“Umarım Samet Aybaba şike olaylarından gerekli dersi çıkarmıştır”
Milliyet gazetesi yazarı Atilla Gökçe, bugünkü yazısında Beşiktaş’ın yeni teknik direktörü Samet Aybaba’nın Ali Fevzi Bir’le olan telefon konuşmalarını ve çete davasını hatırlattı.
Atilla Gökçe’nin yazısı;
Aybaba’nın Beşiktaş dönemi
Doğrusu, “Beşiktaş’ta Aybaba dönemi” olmalıydı. Ama yıllardan beri merakla beklediğimiz dönem, dönemin koşulları gereği hiç beklenmedik bir anda başladı.
Samet Aybaba, Beşiktaş’ın yuvasında ter akıtmış, emek vermiş unutulmaz kaptanlar arasında yerini almış bir futbolcu… Şampiyonluk da görmüş, Kupa da kazanmış, kaybetmenin acısını da, kazanmanın coşkusunu da yaşamış bir futbol emekçisi… Uzun yolculuğunda Anadolu’da hemen her bölgenin, her yörenin takımında antrenörlük yapmış. İki kez Türkiye Kupası’nı kazanmış. Lige çıkmalarla, küme düşmelerle yoğrulan zirve – dip ortamlarını da görmüş, Trabzonspor’la şampiyonluk rüzgârlarının da peşinde koşmuş.
Şimdi, O’nun için hayatını adadığı bir yeni dönem başlıyor: Samet Aybaba’nın Beşiktaş dönemi, demem bundan.
Gurbeti gezip hayatı tanıdıktan, saçı sakalı ağartıp olgunlaştıktan sonra sılasına dönen aşık misali, Aybaba da bu döneme mutlulukla giriyor.
Ama unutmayalım.
Kadıköy Savcılığı’nın 2001’de Ali Fevzi Bir, Sadık İlhan ve yurtdışında yaşadığı bilinen Şenol Dede aleyhine açtığı rüşvet almak- rüşvet vermekle ilgili çete davasında rahmetli Erdoğan Arıca (Gençlerbirliği) ile birlikte Samet Aybaba’nın (Gaziantepspor) da adı geçiyordu. Gazeteci Ecevit Kılıç, “Kirli Kramponlar” adlı kitabında polisin dinleme kayıtlarından, iki teknik direktörün zor durumdaki takımlarının galibiyete ihtiyacı olduğunu belirterek Bir’den yardım istediğini anlatır. İddiaya göre, A.F.B., Hakem Sadık İlhan aracılığıyla hakem atamalarını etkiler ve tercih edilen hakemlerin ihtiyaç duyulan maçlara atanmasını sağlar.

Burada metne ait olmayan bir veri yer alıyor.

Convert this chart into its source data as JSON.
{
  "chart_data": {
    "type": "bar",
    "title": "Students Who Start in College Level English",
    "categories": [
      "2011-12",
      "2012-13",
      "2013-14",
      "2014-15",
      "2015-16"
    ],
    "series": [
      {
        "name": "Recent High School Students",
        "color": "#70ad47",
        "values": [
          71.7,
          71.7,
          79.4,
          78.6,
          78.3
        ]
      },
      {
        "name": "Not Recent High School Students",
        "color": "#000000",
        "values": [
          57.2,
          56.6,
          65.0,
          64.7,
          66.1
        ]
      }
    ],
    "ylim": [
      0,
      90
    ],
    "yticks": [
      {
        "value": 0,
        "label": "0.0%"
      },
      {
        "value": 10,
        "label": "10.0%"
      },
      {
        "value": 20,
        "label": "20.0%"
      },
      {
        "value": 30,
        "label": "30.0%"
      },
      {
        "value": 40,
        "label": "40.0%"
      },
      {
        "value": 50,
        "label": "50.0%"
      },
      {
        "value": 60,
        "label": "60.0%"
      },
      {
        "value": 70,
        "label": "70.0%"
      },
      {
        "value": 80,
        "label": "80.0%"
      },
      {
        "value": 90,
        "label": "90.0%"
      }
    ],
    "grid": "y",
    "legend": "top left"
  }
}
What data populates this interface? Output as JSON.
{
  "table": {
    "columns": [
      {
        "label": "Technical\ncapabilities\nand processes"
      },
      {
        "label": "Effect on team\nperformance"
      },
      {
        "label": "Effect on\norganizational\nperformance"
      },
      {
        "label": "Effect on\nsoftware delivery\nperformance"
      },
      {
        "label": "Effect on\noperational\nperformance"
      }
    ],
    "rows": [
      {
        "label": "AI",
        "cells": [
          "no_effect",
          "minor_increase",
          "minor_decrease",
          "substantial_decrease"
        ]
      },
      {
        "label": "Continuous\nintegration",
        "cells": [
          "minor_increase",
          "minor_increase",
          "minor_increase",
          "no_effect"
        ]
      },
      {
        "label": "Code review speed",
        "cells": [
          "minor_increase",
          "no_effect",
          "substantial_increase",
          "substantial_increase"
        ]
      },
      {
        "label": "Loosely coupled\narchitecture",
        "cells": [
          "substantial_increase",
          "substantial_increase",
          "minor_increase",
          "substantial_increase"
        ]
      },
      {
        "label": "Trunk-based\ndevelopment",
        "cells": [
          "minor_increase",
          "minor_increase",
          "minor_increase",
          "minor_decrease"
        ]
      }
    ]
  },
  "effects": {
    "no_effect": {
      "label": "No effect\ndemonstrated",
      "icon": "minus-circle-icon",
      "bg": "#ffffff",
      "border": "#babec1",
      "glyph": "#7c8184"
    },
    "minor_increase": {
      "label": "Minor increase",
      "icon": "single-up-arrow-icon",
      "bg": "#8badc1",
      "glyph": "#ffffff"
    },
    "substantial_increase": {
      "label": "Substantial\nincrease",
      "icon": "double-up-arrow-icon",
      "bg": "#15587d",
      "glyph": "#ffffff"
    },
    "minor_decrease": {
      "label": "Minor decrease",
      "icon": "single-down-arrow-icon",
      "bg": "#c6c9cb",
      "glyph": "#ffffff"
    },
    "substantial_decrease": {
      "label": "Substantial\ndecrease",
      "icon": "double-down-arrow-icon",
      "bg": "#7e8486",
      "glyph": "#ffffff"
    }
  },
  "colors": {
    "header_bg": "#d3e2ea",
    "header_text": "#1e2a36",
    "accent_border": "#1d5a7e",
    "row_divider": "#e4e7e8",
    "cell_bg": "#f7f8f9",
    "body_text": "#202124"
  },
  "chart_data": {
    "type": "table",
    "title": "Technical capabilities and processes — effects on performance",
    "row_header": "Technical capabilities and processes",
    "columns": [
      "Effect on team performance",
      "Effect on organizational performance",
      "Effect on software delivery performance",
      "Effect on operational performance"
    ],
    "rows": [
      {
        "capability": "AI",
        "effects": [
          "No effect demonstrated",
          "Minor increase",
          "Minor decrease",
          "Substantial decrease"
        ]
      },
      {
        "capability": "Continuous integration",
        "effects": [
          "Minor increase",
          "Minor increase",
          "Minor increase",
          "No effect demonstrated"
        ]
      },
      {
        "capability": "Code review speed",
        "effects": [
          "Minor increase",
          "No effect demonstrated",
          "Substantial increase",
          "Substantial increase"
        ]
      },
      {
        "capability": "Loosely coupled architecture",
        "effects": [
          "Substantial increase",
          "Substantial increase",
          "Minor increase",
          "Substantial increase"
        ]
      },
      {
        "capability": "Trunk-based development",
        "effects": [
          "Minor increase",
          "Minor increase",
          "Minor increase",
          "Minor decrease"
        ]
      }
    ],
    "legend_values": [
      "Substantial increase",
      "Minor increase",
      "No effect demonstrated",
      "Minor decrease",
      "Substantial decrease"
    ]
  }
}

Bu davada suç bahis konusunda yoğunlaşırken, işin şike faslı gölgede kalmıştır. 6222 sayılı yasanın yürürlüğe girişinden 10 yıl öncesini hatırlayalım. O dönemde şike yasal olarak suç kapsamında değildi. O nedenle Arıca ve Aybaba iddianamede rüşvet vermekle suçlandılar. Bildiğim kadarıyla davadan ceza almadan çıktılar.
Yine de 3 Temmuz sürecinin yarattığı “şikeye karşı duyarlılık” ortamında bu durumu bir kenara not etmek gerekir.
Futbolu saha içi masum bir oyun olmaktan çıkarıp iktidar savaşına, kurtlar sofrasına ve çıkar alanına dönüştüren kirlenmiş kültürümüz, bazı futbol adamlarını da etkilemiş, çaresizlik içinde çare ararken şaşırtmış olabilir. Umarım ki, Samet Aybaba bu olaydan gerekli dersi çıkarmış ve pişmanlık duygusunu fazlasıyla hissetmiştir.
Aybaba’nın Beşiktaş dönemi zorluklar ve aşılması güç engellerle doludur. Kulübün finansal açıdan dar boğazdan çıkması için yöneticiler sık sık yol ve rota değiştirirken, Aybaba da, Beşiktaş’ı değiştirmek zorunda kalacaktır. Yıldızlarla; yıldızların istikrarsızlığı, güvenilmezliği, kaprisleri, becerileri ve hayal kırıklıklarıyla dolu gümbürtülü bir dönemin yerine sessiz, sakin, emek yoğun bir sabır maratonu bekliyor Beşiktaş’ı… Samet Aybaba’yı da.
Dilerim kimse pişman olmaz bu beraberlikten!